If Priebus called the FBI directly and tried to influence its investigation in any way, then most former government officials agree that would have been inappropriate.
“Nobody from the White House has any business talking to the FBI about any investigation into Russian influence on the election – you just don’t talk to the FBI about that, full stop,” said another former Obama official.
“You really wouldn’t touch that with a 10-foot pole,” the official said.
But some former White House lawyers say that if the Trump administration’s assertion is true – that the FBI, not Priebus, initiated the original conversation – then it is disingenuous to expect Priebus to walk away covering his ears.
“The more important question is what happens next,” explained one former Obama administration official.
If the conversation ended after Comey said that he couldn’t comment on the matter, then that is the end of the story.

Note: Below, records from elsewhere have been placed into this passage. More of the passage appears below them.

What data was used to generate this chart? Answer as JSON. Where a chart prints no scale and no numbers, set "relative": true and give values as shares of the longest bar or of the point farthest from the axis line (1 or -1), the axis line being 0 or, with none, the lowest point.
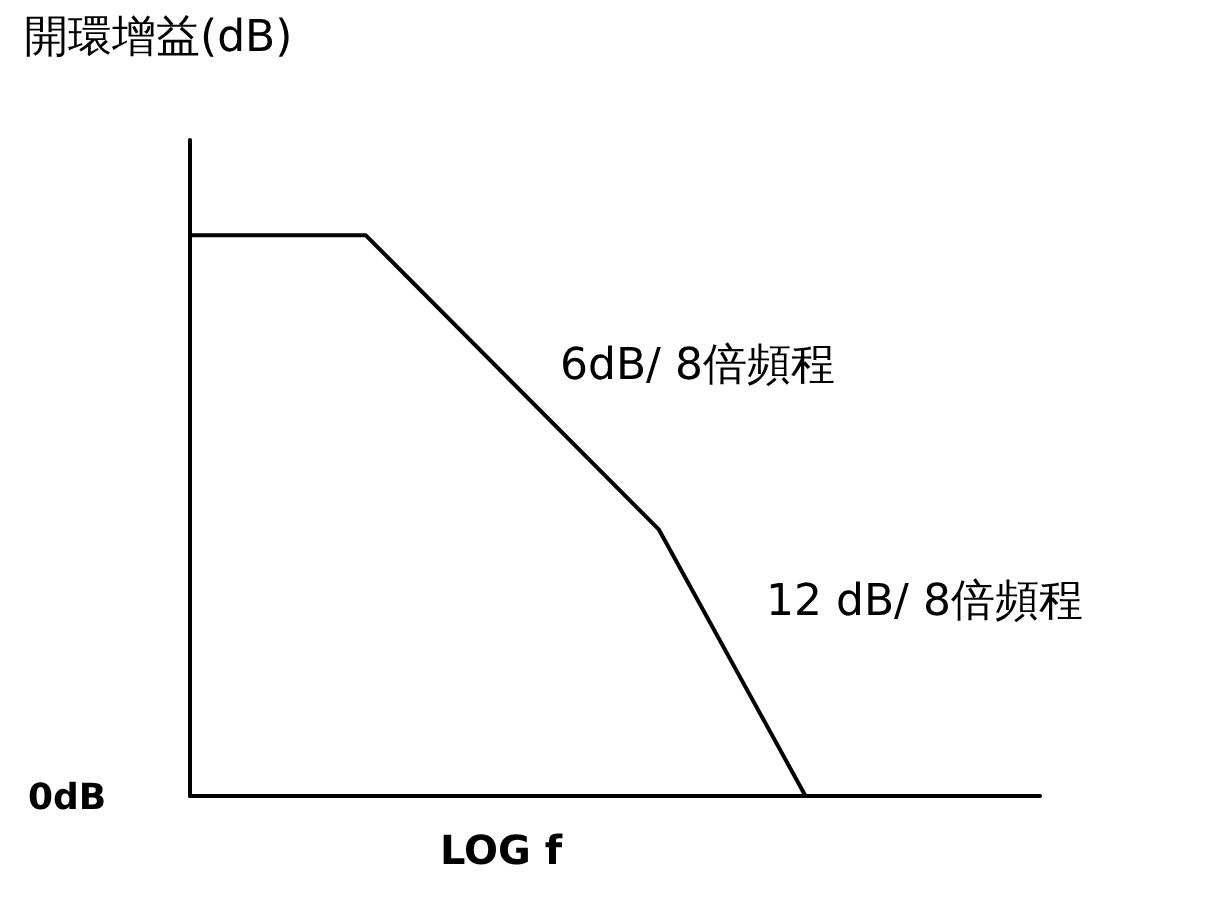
{
  "chart_data": {
    "type": "line",
    "relative": true,
    "ylabel": "開環增益(dB)",
    "xlabel": "LOG f",
    "categories": [
      null,
      null,
      null,
      null,
      null,
      null,
      null,
      null,
      null,
      null,
      null,
      null,
      null,
      null,
      null,
      null,
      null,
      null,
      null,
      null,
      null,
      null,
      null,
      null,
      null,
      null,
      null,
      null,
      null,
      null
    ],
    "series": [
      {
        "color": "#000000",
        "values": [
          1,
          null,
          null,
          null,
          null,
          null,
          1,
          null,
          null,
          null,
          null,
          null,
          null,
          null,
          null,
          null,
          0.475,
          null,
          null,
          null,
          null,
          0,
          null,
          null,
          null,
          null,
          null,
          null,
          null,
          null
        ]
      }
    ],
    "annotations": [
      "0dB",
      "6dB/ 8倍頻程",
      "12 dB/ 8倍頻程"
    ],
    "marker": "none",
    "line_style": "solid"
  }
}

“But here’s where it could go wrong: if Priebus tries to assert leverage or influence over the investigation, then he’s crossed the line,” the former official explained.
Gonzales said he would not have a problem with the FBI providing the White House with an update on the status of the investigation (or the White House asking for one), but he too drew a line at discussing the details of the investigation.
“I think the FBI has learned its lesson about talking about an investigation while it’s ongoing based upon the investigation of the Hillary Clinton emails,” Gonzales said.
Other government ethics experts said that the details of the discussions are what matters and the idea that Priebus only discussed The New York Times story, not the underlying facts of the FBI investigation, seems improbable.
“It’s not a line that holds up at all,” one former Obama official told CNN. “It’s a distinction without a difference, because you can’t talk about the story (on alleged constant contact between Trump advisers and Russians known to US intelligence) without getting into the fact that there is ongoing investigation (into Russian influence on the election).”
Harvard Law School professor Laurence H. Tribe said that “the important fact is that the White House and the FBI were improperly discussing an ongoing investigation, particularly one that directly involves the President’s inner circle and possibly the President himself, regardless of who initiated the communications at issue.”
“(These are the type) of backchannel manipulations the nation learned to avoid after Watergate,” Tribe said.
CNN’s Pamela Brown, Evan Perez and Mary Kay Mallonee contributed to this report.